A rigger was struck by a lever hoist hook, which led to a restricted work case. The incident occurred during lifting operations and had the potential to have resulted in a more serious outcome. Two vessels were engaged in offshore vessel to vessel lifting operations. A heavy lift crane was being used to lift and land the load – a product reel – from one vessel to another, when the load moved in an unplanned and unexpected way.
What went wrong?
- Throughout the operation, banksmen on one vessel and project riggers on the other were not communicating with each other as they were operating on different radio channels;
- To aid the landing of the reel onto the cradle, changes were made to the ballasting of the crane vessel, which altered the position of the crane boom and thus caused the load to move in an unexpected way. This ballasting operation was not communicated to the project riggers on the other vessel;
- The movement of the load happened just as the project riggers connected three 6.3Te lever hoists to the load to aid its final positioning onto a cradle;
- The reel swung approximately 1.5 metres towards the riggers. This movement caused the 3 lever hoists to lose tension and disconnect. The reel then moved back towards the port side, allowing two of the lever hoist hooks to snag and come under tension;
- The riggers realised what was happening and rushed in to disconnect the lever hoists. One lever hoist was disconnected however, tension on the second lever hoist became too great, resulting in the hook disengaging from its snagging point in an uncontrolled manner and striking the rigger on the hand.
What were the causes?
Our member notes that this incident could have resulted in a far more serious injury or a fatality. Our member considered that the decision to use lever hoists for this type of operation was flawed and dangerous.

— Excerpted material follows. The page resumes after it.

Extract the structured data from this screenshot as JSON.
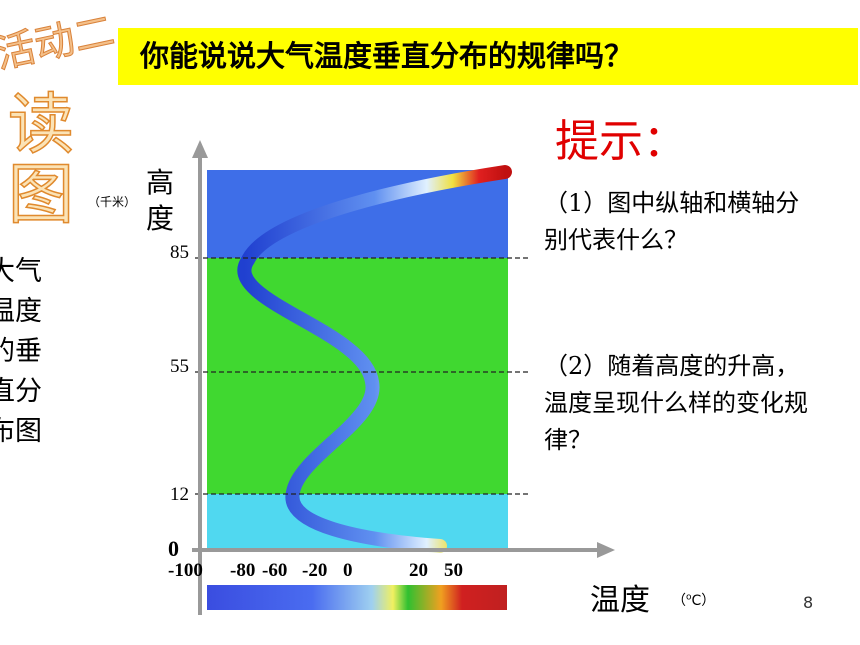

- The introduction of the lever hoists was not identified as a change and therefore was not managed via the management of change (MoC) process;
- There was ineffective communication between the banksman on the one vessel and the rigging supervisor and riggers on the other;
- The centre of gravity of the load was offset and was not corrected;
- Procedures and lift plan were not followed;
- There was insufficient ‘line of fire’ toolbox talk (TBT) and risk assessment;
- Personnel may have put themselves at further risk by reacting without understanding the danger.
What lessons were learned?
- Personnel should keep clear of suspended loads until safely landed;
- Any change or deviation from procedures or lift plans, even minor, needs to be subject to a MoC process;
- Communications between all members of the lifting party is crucial and should be established before work starts;
- Load centre of gravity should be confirmed and lift rigging adjusted accordingly before lifting starts;
- Lever hoists may not be appropriate in a dynamic application during ship to ship operations and, in this case, were not used in compliance with manufacturers guidance.